Diabetes Mellitus/Hyperglycemia
New-onset diabetes mellitus, exacerbation of preexisting diabetes mellitus, and hyperglycemia have been reported during postmarketing surveillance in patients with HIV-1 receiving protease inhibitor therapy. Some patients required either initiation or dose adjustments of insulin or oral hypoglycemic agents for treatment of these events. In some cases, diabetic ketoacidosis has occurred. In those patients who discontinued protease inhibitor therapy, hyperglycemia persisted in some cases.

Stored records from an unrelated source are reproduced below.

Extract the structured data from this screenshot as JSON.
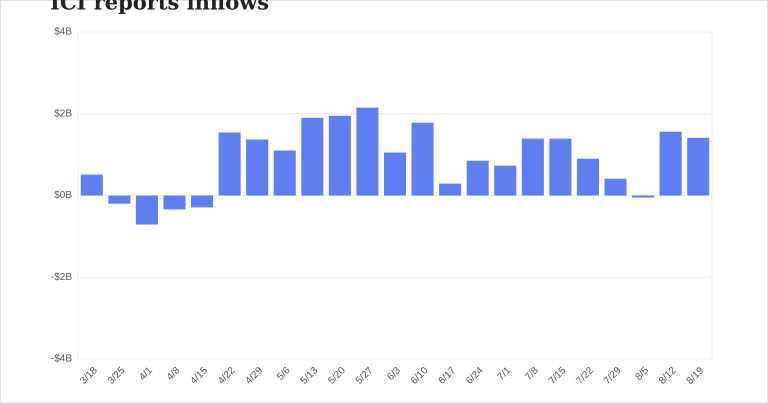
{
  "chart_data": {
    "type": "bar",
    "title": "ICI reports inflows",
    "categories": [
      "3/18",
      "3/25",
      "4/1",
      "4/8",
      "4/15",
      "4/22",
      "4/29",
      "5/6",
      "5/13",
      "5/20",
      "5/27",
      "6/3",
      "6/10",
      "6/17",
      "6/24",
      "7/1",
      "7/8",
      "7/15",
      "7/22",
      "7/29",
      "8/5",
      "8/12",
      "8/19"
    ],
    "values": [
      0.51,
      -0.2,
      -0.71,
      -0.34,
      -0.29,
      1.54,
      1.37,
      1.1,
      1.9,
      1.95,
      2.15,
      1.05,
      1.78,
      0.29,
      0.85,
      0.73,
      1.39,
      1.39,
      0.9,
      0.41,
      -0.05,
      1.56,
      1.41
    ],
    "color": "#5f7ef2",
    "ylim": [
      -4,
      4
    ],
    "yticks": [
      {
        "value": -4,
        "label": "-$4B"
      },
      {
        "value": -2,
        "label": "-$2B"
      },
      {
        "value": 0,
        "label": "$0B"
      },
      {
        "value": 2,
        "label": "$2B"
      },
      {
        "value": 4,
        "label": "$4B"
      }
    ],
    "grid": true
  }
}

Because these events have been reported voluntarily during clinical practice, estimates of frequency cannot be made and a causal relationship between protease inhibitor therapy and these events has not been established [see Adverse Reactions (6.2)].
Immune Reconstitution Syndrome
Immune reconstitution syndrome has been reported in patients treated with combination antiretroviral therapy, including REYATAZ. During the initial phase of combination antiretroviral treatment, patients whose immune system responds may develop an inflammatory response to indolent or residual opportunistic infections (such as Mycobacterium avium, cytomegalovirus, Pneumocystis jirovecii pneumonia, or tuberculosis), which may necessitate further evaluation and treatment.
Autoimmune disorders (such as Graves’ disease, polymyositis, Guillain-Barré syndrome, and autoimmune hepatitis) have also been reported to occur in the setting of immune reconstitution; however, the time to onset is more variable, and can occur many months after initiation of treatment.
Fat Redistribution
Redistribution/accumulation of body fat including central obesity, dorsocervical fat enlargement (buffalo hump), peripheral wasting, facial wasting, breast enlargement, and “cushingoid appearance” have been observed in patients receiving antiretroviral therapy. The mechanism and long-term consequences of these events are currently unknown. A causal relationship has not been established.
Hemophilia
There have been reports of increased bleeding, including spontaneous skin hematomas and hemarthrosis, in patients with hemophilia type A and B treated with protease inhibitors. In some patients, additional factor VIII was given. In more than half of the reported cases, treatment with protease inhibitors was continued or reintroduced. A causal relationship between protease inhibitor therapy and these events has not been established.
Resistance/Cross-Resistance
Various degrees of cross-resistance among protease inhibitors have been observed. Resistance to atazanavir may not preclude the subsequent use of other protease inhibitors [see Microbiology (12.4)].